At psychological level, anxiety-related conditions, psychotic manifestations and hallucinations may appear. I remember one patient who said that she was feeling a sharp pain in her head, as if someone had stuck a knife there. Hallucinations are complex and real, in the sense that another patient, when she was taking her treatment, believed that she was a canned paprika and could not understand what she was doing in bed instead of being in a jar.
Are they obsessed by the question “Where did I take the disease from”?
Of course, they are obsessed by the question “Why?” because they are blamed for having contracted the disease. This is what they are told by people who are afraid, from physicians to their own families. “Why me?” they ask themselves. And then come periods of fury, depression and, in the end, acceptance, if they are lucky and receive support. When they accept the situation, they can understand that the treatment is the way to be cured and that it is accompanied by a multitude of unpleasant things.
How important is the communication between the patient and the physician?
In this relationship, both parties are responsible, the patient and the medical practitioner alike, whether the latter is a physician or a nurse. The tuberculosis patients consider that the person taking care of them is very important and then they do not ask only for the diagnostic and the treatment, but also for many other things: acceptance, understanding, empathy, advice in matters that are not related to the specialisation in question. They do not necessarily receive these and this happens for various reasons, because the physician and the practitioner also have their own needs: time, training and support, because many of them are burned out. If we want efficient medical staff we have to make sure that they are provided with regular training sessions, to remind them what it means to maintain communication with the patient, we need motivational intervention but also to teach them to strike the right balance in their work.
How did the association you lead appear?
In 2011, I was working as a volunteer with the Red Cross and I was coordinating a psychotherapy and social support programme for patients with multidrug-resistant tuberculosis during their treatment sessions. But I have been working in the field of tuberculosis for about 20 years.
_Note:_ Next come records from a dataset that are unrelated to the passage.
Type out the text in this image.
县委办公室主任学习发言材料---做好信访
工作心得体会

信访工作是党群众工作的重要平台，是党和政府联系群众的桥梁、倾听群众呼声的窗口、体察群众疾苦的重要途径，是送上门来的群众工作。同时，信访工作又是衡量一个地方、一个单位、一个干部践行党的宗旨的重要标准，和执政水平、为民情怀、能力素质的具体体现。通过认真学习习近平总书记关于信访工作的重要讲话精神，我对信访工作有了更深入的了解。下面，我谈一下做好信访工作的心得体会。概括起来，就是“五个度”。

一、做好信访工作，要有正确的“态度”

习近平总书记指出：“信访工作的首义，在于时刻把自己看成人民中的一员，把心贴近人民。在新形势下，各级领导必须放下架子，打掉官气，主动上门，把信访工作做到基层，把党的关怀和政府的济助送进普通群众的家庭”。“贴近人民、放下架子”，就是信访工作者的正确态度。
I was a nurse at the “Marius Nasta” Institute, then a psychologist from din 2005, and when I started my volunteer work with the Red Cross I was providing psychological support to the patients in sector 5 in Bucharest. I saw many patients – too few of them were diagnosed with multidrug-resistant tuberculosis at that time – and they had very difficult situations in their lives. The shock was when I had a therapy group of 20 people with multidrug-resistant tuberculosis, a group where they felt secure because they were surrounded by others with the same kind of problems.
I was helping them increase their self-esteem and maintain their motivation to remain adherent to a treatment that was causing them a lot of problems. There was however one dimension that I had no answer to and which pertained to their relationship with their families. When, as part of the therapy, I asked them to draw their families, one patient drew his family but he was not in the drawing. Another one had come with his wife, who also had MDR. He drew himself, his wife, their child and the cat, but they were enclosed within a high fortress wall inside of which no one else had access. They felt humiliated each time they went to the Assessment Committee and I used to prepare an entire intervention to deal with this aspect alone. I would help them vent and project themselves with some sort of power that would make it OK to ignore and think that the others were the problem, not them. These experiences gave me the idea to start the association.